マホガニーのテーブルに白い麻のクロスをかけ、中央にはリサが庭の温室で育てているダマスクローズの花が飾られた。
蝋燭の灯りがグラスに反射して室内を照らす。
普段は着るものには全く頓着しないザイラスだが、流石に今日は洗い立てのシャツに袖を通し、揃いのジレとフロックコートを身に着け、オフホワイトのクラヴァットを襟元に結んだ。
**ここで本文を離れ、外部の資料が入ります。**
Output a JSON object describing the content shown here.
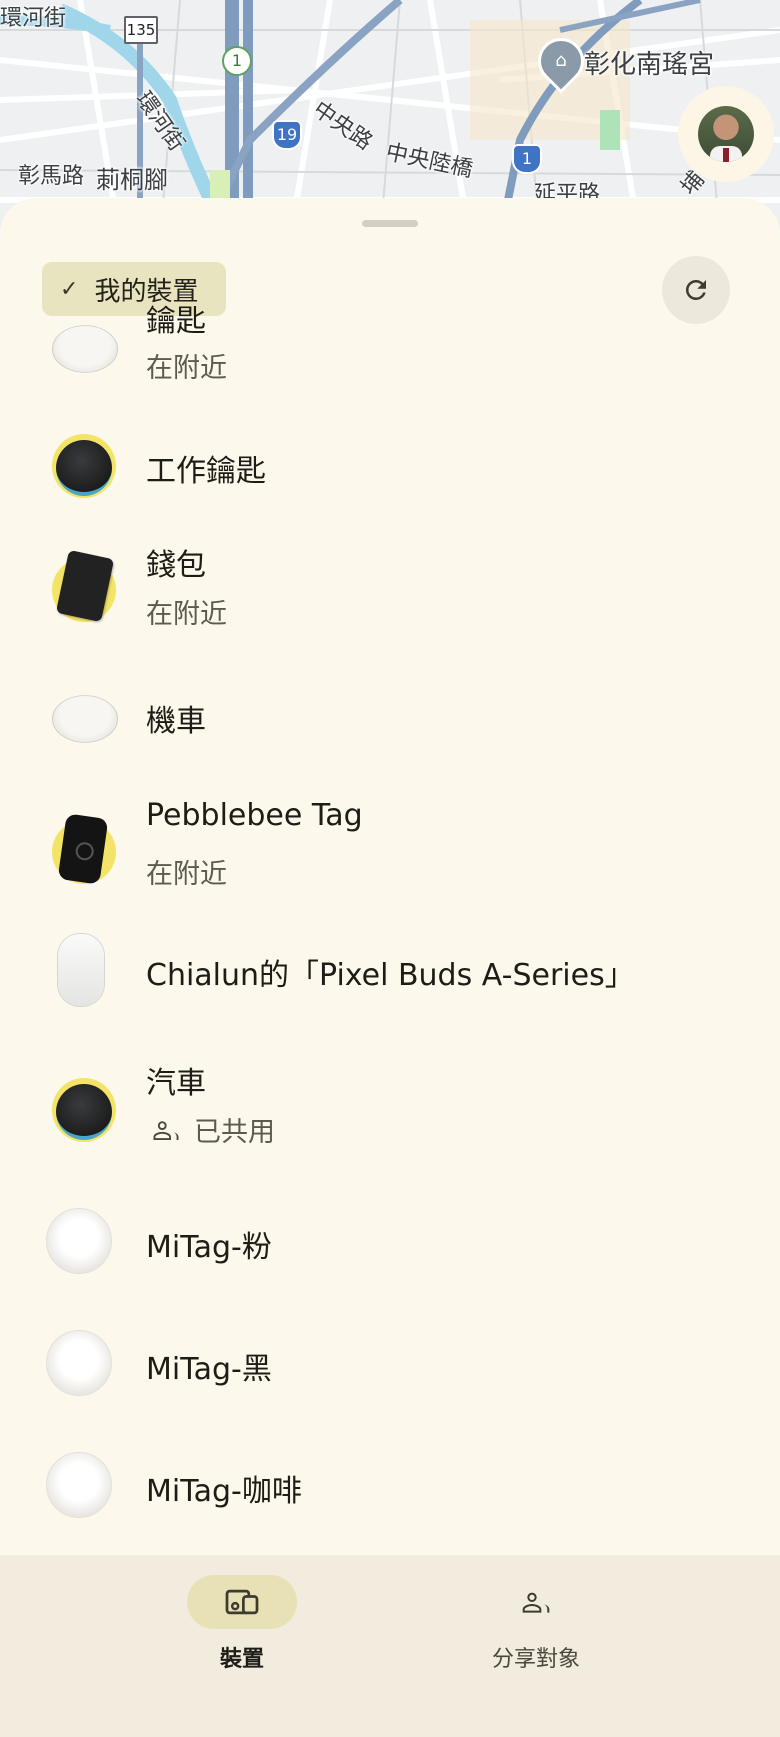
{
  "map": {
    "labels": [
      "環河街",
      "彰化南瑤宮",
      "環河街",
      "中央路",
      "中央陸橋",
      "彰馬路",
      "莿桐腳",
      "延平路",
      "埔"
    ],
    "route_shields": [
      "135",
      "1",
      "19",
      "1"
    ],
    "poi_icon": "museum-icon",
    "road_color": "#7f9bbd",
    "water_color": "#9fd6ea"
  },
  "filter_chip": {
    "icon": "check-icon",
    "label": "我的裝置"
  },
  "refresh": {
    "icon": "refresh-icon"
  },
  "devices": [
    {
      "title": "鑰匙",
      "subtitle": "在附近",
      "icon": "white-round-tag-icon"
    },
    {
      "title": "工作鑰匙",
      "subtitle": "",
      "icon": "black-tag-icon"
    },
    {
      "title": "錢包",
      "subtitle": "在附近",
      "icon": "wallet-card-icon"
    },
    {
      "title": "機車",
      "subtitle": "",
      "icon": "white-round-tag-icon"
    },
    {
      "title": "Pebblebee Tag",
      "subtitle": "在附近",
      "icon": "pebblebee-tag-icon"
    },
    {
      "title": "Chialun的「Pixel Buds A-Series」",
      "subtitle": "",
      "icon": "earbuds-case-icon"
    },
    {
      "title": "汽車",
      "subtitle": "已共用",
      "subtitle_icon": "people-icon",
      "icon": "black-tag-icon"
    },
    {
      "title": "MiTag-粉",
      "subtitle": "",
      "icon": "mitag-icon"
    },
    {
      "title": "MiTag-黑",
      "subtitle": "",
      "icon": "mitag-icon"
    },
    {
      "title": "MiTag-咖啡",
      "subtitle": "",
      "icon": "mitag-icon"
    }
  ],
  "nav": [
    {
      "label": "裝置",
      "icon": "devices-icon",
      "active": true
    },
    {
      "label": "分享對象",
      "icon": "people-icon",
      "active": false
    }
  ],
  "colors": {
    "sheet_bg": "#fcf8ec",
    "chip_bg": "#e8e4c0",
    "nav_bg": "#f1ecdd",
    "nav_active": "#e8e1b5",
    "tag_yellow": "#f3e468"
  }
}
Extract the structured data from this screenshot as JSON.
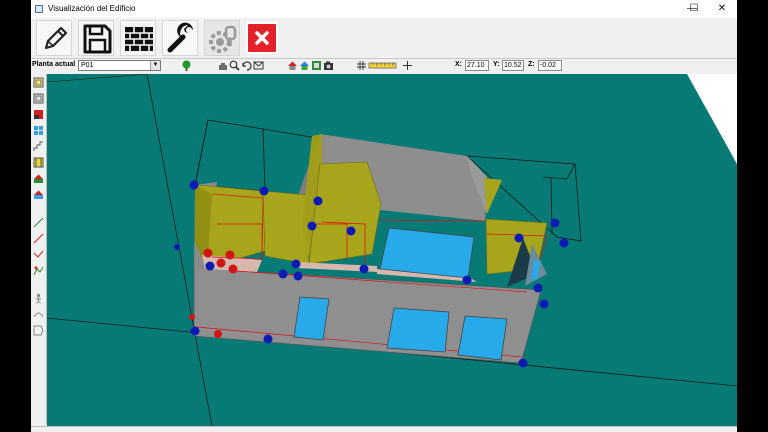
{
  "window": {
    "title": "Visualización del Edificio",
    "controls": [
      "—",
      "☐",
      "✕"
    ]
  },
  "toolbar": {
    "buttons": [
      {
        "name": "edit",
        "icon": "pencil-icon"
      },
      {
        "name": "save",
        "icon": "floppy-disk-icon"
      },
      {
        "name": "walls",
        "icon": "brick-wall-icon"
      },
      {
        "name": "tools",
        "icon": "wrench-icon"
      },
      {
        "name": "settings",
        "icon": "gear-key-icon",
        "disabled": true
      },
      {
        "name": "close",
        "icon": "close-x-icon",
        "color": "#e5212b"
      }
    ]
  },
  "floorbar": {
    "label": "Planta actual",
    "selected_floor": "P01"
  },
  "coords": {
    "x_label": "X:",
    "x_value": "27.10",
    "y_label": "Y:",
    "y_value": "10.52",
    "z_label": "Z:",
    "z_value": "-0.02"
  },
  "colors": {
    "viewport_bg": "#077a75",
    "wall_gray": "#8f8f8f",
    "roof_olive": "#a7a51c",
    "window_blue": "#27a9ea",
    "node_blue": "#0b1ab3",
    "node_red": "#d01515"
  }
}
食堂のドアをノックする音がして、リサが「おいでになりました」と告げる声が届く。
「どうぞ」
静かにドアが開き、衣擦れの音が近づく。
暖炉の前に立っていたザイラスが振り返り、初めて二人の視線が真っすぐにぶつかり合った。
「こちらへ」
ザイラスが彼女を席にエスコートし、自分はその向かいに腰を下ろす。
今日はサーモンピンクのドレスか。やはり美しいな。
思わず溜息がこぼれそうになる。
給仕がその年の葡萄の新酒を二つのグラスに注いだ。
ザイラスがグラスを持ち上げるのに合わせて、静かにグラスに手を伸ばす。立ち居振る舞いも完璧だ。
「回復を祝して」
酸味と渋味が喉を通り抜けてゆく。
乾杯から前菜が供される間を見計らって、ザイラスが口を開いた。
「怪我の具合は? もう回復されましたか?」
「……はい、すっかりお世話になってしまいまして。どうお礼を申し上げれば良いか」
「必要ありません。当然のことをしたまで」
「恐れ入ります」
束の間の沈黙。
「食事の前に一つ、お聞きしたいのだが」
伏せていた琥珀色の瞳がザイラスを捉える。
「何でしょう」
「何と呼べば良いだろうか。貴女の名前を教えて欲しい」
意外そうな表情。
「……オーレリア、と」
「良い名だ。東方の発音ですか」
「……貴方は?」
「ザイラスと呼んで下さい、オーレリア嬢」
「はい」
ここで料理が運ばれて来て、自然と会話が途切れた。